]> granicus.if.org Git - postgresql/commitdiff
In XLogReadBufferExtended, don't assume P_NEW yields consecutive pages.
authorTom Lane <tgl@sss.pgh.pa.us>
Wed, 12 Feb 2014 19:52:23 +0000 (14:52 -0500)
committerTom Lane <tgl@sss.pgh.pa.us>
Wed, 12 Feb 2014 19:52:23 +0000 (14:52 -0500)
In a database that's not yet reached consistency, it's possible that some
segments of a relation are not full-size but are not the last ones either.
Because of the way smgrnblocks() works, asking for a new page with P_NEW
will fill in the last not-full-size segment --- and if that makes it full
size, the apparent EOF of the relation will increase by more than one page,
so that the next P_NEW request will yield a page past the next consecutive
one.  This breaks the relation-extension logic in XLogReadBufferExtended,
possibly allowing a page update to be applied to some page far past where
it was intended to go.  This appears to be the explanation for reports of
table bloat on replication slaves compared to their masters, and probably
explains some corrupted-slave reports as well.

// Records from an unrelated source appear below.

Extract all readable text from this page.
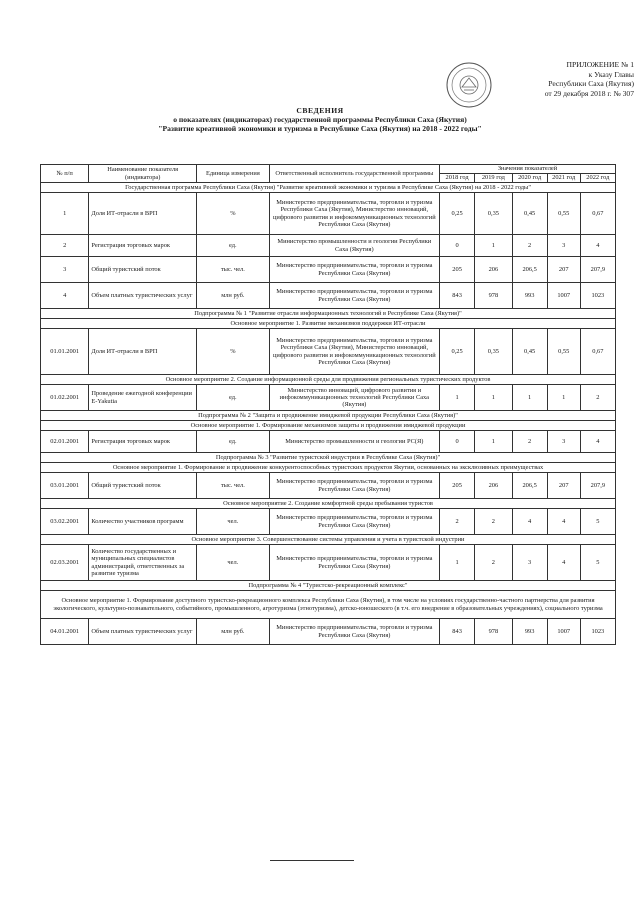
ПРИЛОЖЕНИЕ № 1
к Указу Главы
Республики Саха (Якутия)
от 29 декабря 2018 г. № 307
СВЕДЕНИЯ
о показателях (индикаторах) государственной программы Республики Саха (Якутия)
"Развитие креативной экономики и туризма в Республике Саха (Якутия) на 2018 - 2022 годы"
№ п/п	Наименование показателя (индикатора)	Единица измерения	Ответственный исполнитель государственной программы	Значения показателей				
				2018 год	2019 год	2020 год	2021 год	2022 год
Государственная программа Республики Саха (Якутия) "Развитие креативной экономики и туризма в Республике Саха (Якутия) на 2018 - 2022 годы"								
1	Доля ИТ-отрасли в ВРП	%	Министерство предпринимательства, торговли и туризма Республики Саха (Якутия), Министерство инноваций, цифрового развития и инфокоммуникационных технологий Республики Саха (Якутия)	0,25	0,35	0,45	0,55	0,67
2	Регистрация торговых марок	ед.	Министерство промышленности и геологии Республики Саха (Якутия)	0	1	2	3	4
3	Общий туристский поток	тыс. чел.	Министерство предпринимательства, торговли и туризма Республики Саха (Якутия)	205	206	206,5	207	207,9
4	Объем платных туристических услуг	млн руб.	Министерство предпринимательства, торговли и туризма Республики Саха (Якутия)	843	978	993	1007	1023
Подпрограмма № 1 "Развитие отрасли информационных технологий в Республике Саха (Якутия)"								
Основное мероприятие 1. Развитие механизмов поддержки ИТ-отрасли								
01.01.2001	Доля ИТ-отрасли в ВРП	%	Министерство предпринимательства, торговли и туризма Республики Саха (Якутия), Министерство инноваций, цифрового развития и инфокоммуникационных технологий Республики Саха (Якутия)	0,25	0,35	0,45	0,55	0,67
Основное мероприятие 2. Создание информационной среды для продвижения региональных туристических продуктов								
01.02.2001	Проведение ежегодной конференции E-Yakutia	ед.	Министерство инноваций, цифрового развития и инфокоммуникационных технологий Республики Саха (Якутия)	1	1	1	1	2
Подпрограмма № 2 "Защита и продвижение имиджевой продукции Республики Саха (Якутия)"								
Основное мероприятие 1. Формирование механизмов защиты и продвижения имиджевой продукции								
02.01.2001	Регистрация торговых марок	ед.	Министерство промышленности и геологии РС(Я)	0	1	2	3	4
Подпрограмма № 3 "Развитие туристской индустрии в Республике Саха (Якутия)"								
Основное мероприятие 1. Формирование и продвижение конкурентоспособных туристских продуктов Якутии, основанных на эксклюзивных преимуществах								
03.01.2001	Общий туристский поток	тыс. чел.	Министерство предпринимательства, торговли и туризма Республики Саха (Якутия)	205	206	206,5	207	207,9
Основное мероприятие 2. Создание комфортной среды пребывания туристов								
03.02.2001	Количество участников программ	чел.	Министерство предпринимательства, торговли и туризма Республики Саха (Якутия)	2	2	4	4	5
Основное мероприятие 3. Совершенствование системы управления и учета в туристской индустрии								
02.03.2001	Количество государственных и муниципальных специалистов администраций, ответственных за развитие туризма	чел.	Министерство предпринимательства, торговли и туризма Республики Саха (Якутия)	1	2	3	4	5
Подпрограмма № 4 "Туристско-рекреационный комплекс"								
Основное мероприятие 1. Формирование доступного туристско-рекреационного комплекса Республики Саха (Якутия), в том числе на условиях государственно-частного партнерства для развития экологического, культурно-познавательного, событийного, промышленного, агротуризма (этнотуризма), детско-юношеского (в т.ч. его внедрение в образовательных учреждениях), социального туризма								
04.01.2001	Объем платных туристических услуг	млн руб.	Министерство предпринимательства, торговли и туризма Республики Саха (Якутия)	843	978	993	1007	1023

Fix the loop to check the page number it actually got, rather than merely
Assert()'ing that dead reckoning got it to the desired place.  AFAICT,
there are no other places that make assumptions about exactly which page
they'll get from P_NEW.

Problem identified by Greg Stark, though this is not the same as his
proposed patch.

It's been like this for a long time, so back-patch to all supported
branches.

src/backend/access/transam/xlogutils.c

index ee70340d7a6d4781442a8783094c2f68d78bf305..99414d98bc4f8c0560b6093d8d001a679872a7e1 100644 (file)
@@ -337,15 +337,21 @@ XLogReadBufferExtended(RelFileNode rnode, ForkNumber forknum,
                /* we do this in recovery only - no rel-extension lock needed */
                Assert(InRecovery);
                buffer = InvalidBuffer;
-               while (blkno >= lastblock)
+               do
                {
                        if (buffer != InvalidBuffer)
                                ReleaseBuffer(buffer);
                        buffer = ReadBufferWithoutRelcache(rnode, forknum,
                                                                                           P_NEW, mode, NULL);
-                       lastblock++;
                }
-               Assert(BufferGetBlockNumber(buffer) == blkno);
+               while (BufferGetBlockNumber(buffer) < blkno);
+               /* Handle the corner case that P_NEW returns non-consecutive pages */
+               if (BufferGetBlockNumber(buffer) != blkno)
+               {
+                       ReleaseBuffer(buffer);
+                       buffer = ReadBufferWithoutRelcache(rnode, forknum, blkno,
+                                                                                          mode, NULL);
+               }
        }
 
        if (mode == RBM_NORMAL)